- Przez tydzień wypadkom uległo trzech zawodników z podstawowego składu. Na początku zgodziliśmy się, że pojedziemy te zawody bez Adriana, ale w piątek dowiedzieliśmy się, że kontuzji uległ także Chris Harris. Wtedy zaczął się dramat. Na szczęście, wszystko skończyło się dla nas bardzo dobrze - powiedział zaraz po spotkaniu Jan Grabowski.
Szkoleniowiec Intaru Lazur Ostrów był pełen podziwu dla wyczynu Adriana Gomólskiego. - Adrian był zawodnikiem, który niemal w każdym wyścigu przechylał szalę zwycięstwa na swoją korzyść. Był praktycznie nie do pokonania. Szkoda tylko, że nie zmieścił się w czasie dwóch minut. Powiem szczerze, że mierzyłem wtedy czas i Adrianowi zabrakło właściwie dwóch sekund. Niestety, sędzia był skrupulatny i nic na to nie poradzimy - tłumaczył trener ostrowskiej ekipy.
Jan Grabowski odniósł się także do zarzutów ze strony kierownictwa GTŻ-u Grudziądz, które twierdziło, że ostrowianie celowo przeciągali rozpoczęcie spotkania. - Na co mieli reagować goście? Przecież wszystko odbyło się normalnie. Najpierw miała miejsce prezentacja, która przebiegła zgodnie z regulaminem. Później kibice zbierali serpentyny. Przypomnę tylko, że przed początkiem spotkania z Polonią Bydgoszcz zbieranie serpentyn trwało około dwudziestu minut. Podjęliśmy również decyzję, że zgodnie z regulaminem możemy składać protest. I taki protest był. Proszę mi powiedzieć, w którym momencie nagięliśmy regulamin! Nic takiego nie miało miejsca - komentował Grabowski.
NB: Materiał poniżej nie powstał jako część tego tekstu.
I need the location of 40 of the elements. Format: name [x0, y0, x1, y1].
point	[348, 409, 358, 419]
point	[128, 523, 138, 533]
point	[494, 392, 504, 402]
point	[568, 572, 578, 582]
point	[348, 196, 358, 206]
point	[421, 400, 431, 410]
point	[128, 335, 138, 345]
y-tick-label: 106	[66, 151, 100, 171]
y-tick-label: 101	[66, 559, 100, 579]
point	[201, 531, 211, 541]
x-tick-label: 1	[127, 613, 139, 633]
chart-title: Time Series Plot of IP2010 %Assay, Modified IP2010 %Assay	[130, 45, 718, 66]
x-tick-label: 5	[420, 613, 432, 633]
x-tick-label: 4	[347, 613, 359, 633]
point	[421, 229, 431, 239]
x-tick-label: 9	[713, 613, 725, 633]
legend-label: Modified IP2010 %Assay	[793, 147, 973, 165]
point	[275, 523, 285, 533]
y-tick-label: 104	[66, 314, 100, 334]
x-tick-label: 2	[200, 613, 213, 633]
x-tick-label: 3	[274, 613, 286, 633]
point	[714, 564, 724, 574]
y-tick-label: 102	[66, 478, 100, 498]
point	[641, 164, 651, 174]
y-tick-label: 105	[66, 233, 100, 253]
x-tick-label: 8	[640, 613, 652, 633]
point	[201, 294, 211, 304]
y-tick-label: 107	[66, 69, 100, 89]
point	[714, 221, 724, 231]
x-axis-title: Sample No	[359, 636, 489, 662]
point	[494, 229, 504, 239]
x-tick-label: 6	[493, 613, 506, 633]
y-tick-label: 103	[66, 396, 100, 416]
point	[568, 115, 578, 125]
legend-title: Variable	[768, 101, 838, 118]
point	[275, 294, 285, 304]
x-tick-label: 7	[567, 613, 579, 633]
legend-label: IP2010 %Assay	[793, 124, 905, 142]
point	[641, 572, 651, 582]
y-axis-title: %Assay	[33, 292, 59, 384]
Trener Intaru Lazur wypowiedział się także na temat atmosfery, jaka panowała w parkingu w dniu zawodów. - Powiem szczerze, że ja z takimi osobami, jak te z grudziądzkiego klubu, w dniu dzisiejszym po prostu nie rozmawiam. Byłem na stadionie po ósmej rano. Jeżeli ktoś przeskakuje przez płot i nagrywa to, co się dzieje na torze, to naprawdę nie wiem, co powiedzieć. Trzeba mieć naprawdę trochę... no nie powiem dalej - zakończył szkoleniowiec gospodarzy.